WASタンパクは、血液中に存在する細胞(赤血球、血小板、白血球)に広く見られるタンパク質です。WASタンパクは、「アクチン」と呼ばれる細胞内タンパク質と強調しながら、細胞の外で起きている情報を細胞の中に伝達するのに重要な役割を果たしています。
白血球は、病原体が体内に入り込んだ際に身を守る役割を担っています。白血球が正常な免疫反応を示すには、いくつものステップが必要です。そもそも病原体が体内に入ったという情報を白血球が受け取る必要があります。さらに病原体がどこにいるのかを認識することも必要なうえ、病原体がいる場所まで白血球が移動をする必要もあります。
こうした一連の情報伝達がうまくいって初めて白血球が免疫機能を発揮することができますが、WASタンパクはこの情報伝達にとても重要な役割を果たしていると考えられています。
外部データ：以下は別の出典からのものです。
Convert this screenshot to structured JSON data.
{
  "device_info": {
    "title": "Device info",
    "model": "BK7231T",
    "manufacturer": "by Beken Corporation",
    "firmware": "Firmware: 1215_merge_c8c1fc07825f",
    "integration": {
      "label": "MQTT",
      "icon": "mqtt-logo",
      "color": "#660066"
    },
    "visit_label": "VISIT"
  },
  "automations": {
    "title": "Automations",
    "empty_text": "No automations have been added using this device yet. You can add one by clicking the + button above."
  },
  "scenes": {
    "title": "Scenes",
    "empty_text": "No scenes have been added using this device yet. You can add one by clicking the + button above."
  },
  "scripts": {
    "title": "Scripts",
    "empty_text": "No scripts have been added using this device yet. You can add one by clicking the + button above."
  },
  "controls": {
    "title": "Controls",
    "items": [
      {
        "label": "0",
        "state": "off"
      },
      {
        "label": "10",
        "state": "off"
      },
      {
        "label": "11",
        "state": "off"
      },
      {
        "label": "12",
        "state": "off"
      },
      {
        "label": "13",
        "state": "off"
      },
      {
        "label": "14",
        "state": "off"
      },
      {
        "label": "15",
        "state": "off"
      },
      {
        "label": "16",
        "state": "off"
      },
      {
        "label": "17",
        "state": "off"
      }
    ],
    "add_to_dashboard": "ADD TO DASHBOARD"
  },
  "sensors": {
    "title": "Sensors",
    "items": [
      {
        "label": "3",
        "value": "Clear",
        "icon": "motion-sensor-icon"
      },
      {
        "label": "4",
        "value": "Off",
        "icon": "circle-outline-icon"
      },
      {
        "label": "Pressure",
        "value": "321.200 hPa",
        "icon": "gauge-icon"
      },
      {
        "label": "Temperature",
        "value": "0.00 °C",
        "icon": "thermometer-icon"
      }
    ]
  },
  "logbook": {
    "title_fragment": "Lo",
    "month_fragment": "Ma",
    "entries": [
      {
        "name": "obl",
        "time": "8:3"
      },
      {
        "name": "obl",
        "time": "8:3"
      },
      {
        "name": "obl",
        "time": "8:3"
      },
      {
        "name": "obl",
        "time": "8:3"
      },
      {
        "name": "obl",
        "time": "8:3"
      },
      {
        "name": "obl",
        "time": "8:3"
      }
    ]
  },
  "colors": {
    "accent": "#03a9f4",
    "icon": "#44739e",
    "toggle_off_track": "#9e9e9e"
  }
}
そのほかにも、血小板や赤血球にも正常に機能をするために外界との間で情報のやり取りをすることが求められますが、WASタンパクがこの点では重要な役割を果たしています。
ウィスコット・オルドリッチ症候群では、WAS遺伝子に異常が生じているため、正常なWASタンパクがつくられなくなります。その結果、血液中の各種細胞が正常活動を果たせなくなり、各細胞の機能障害に関連した症状(主には血小板と白血球)が引き起こされることになります。
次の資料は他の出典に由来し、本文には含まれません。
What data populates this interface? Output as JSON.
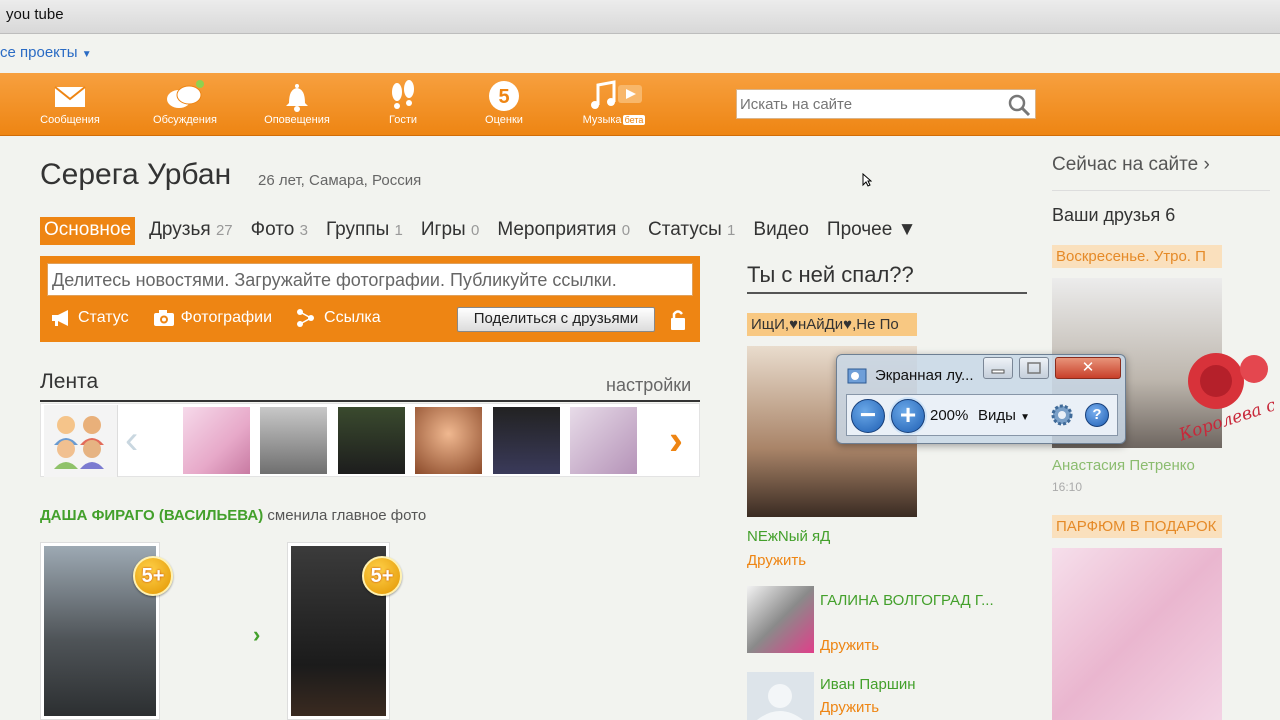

ウィスコット・オルドリッチ症候群は、「X連鎖性」と呼ばれる遺伝形式を示します。男女の性別を決定する遺伝子にはX染色体とY染色体の2種類が知られていますが、この組み合わせに応じて性別が決まります。つまり、男性であれば「XY」、女性であれば「XX」です。WAS遺伝子はX染色体の上に存在しているため、X染色体を1本しか持たない男性は、異常な遺伝子を持つと病気が発症します。一方、女性の場合はX染色体を2本持つため、1本が異常なWAS遺伝子を持っていたとしても、もう片方が正常なWAS遺伝子であれば病気を発症しないことがあります。こうした特徴から、男児に発症することが多い病気です。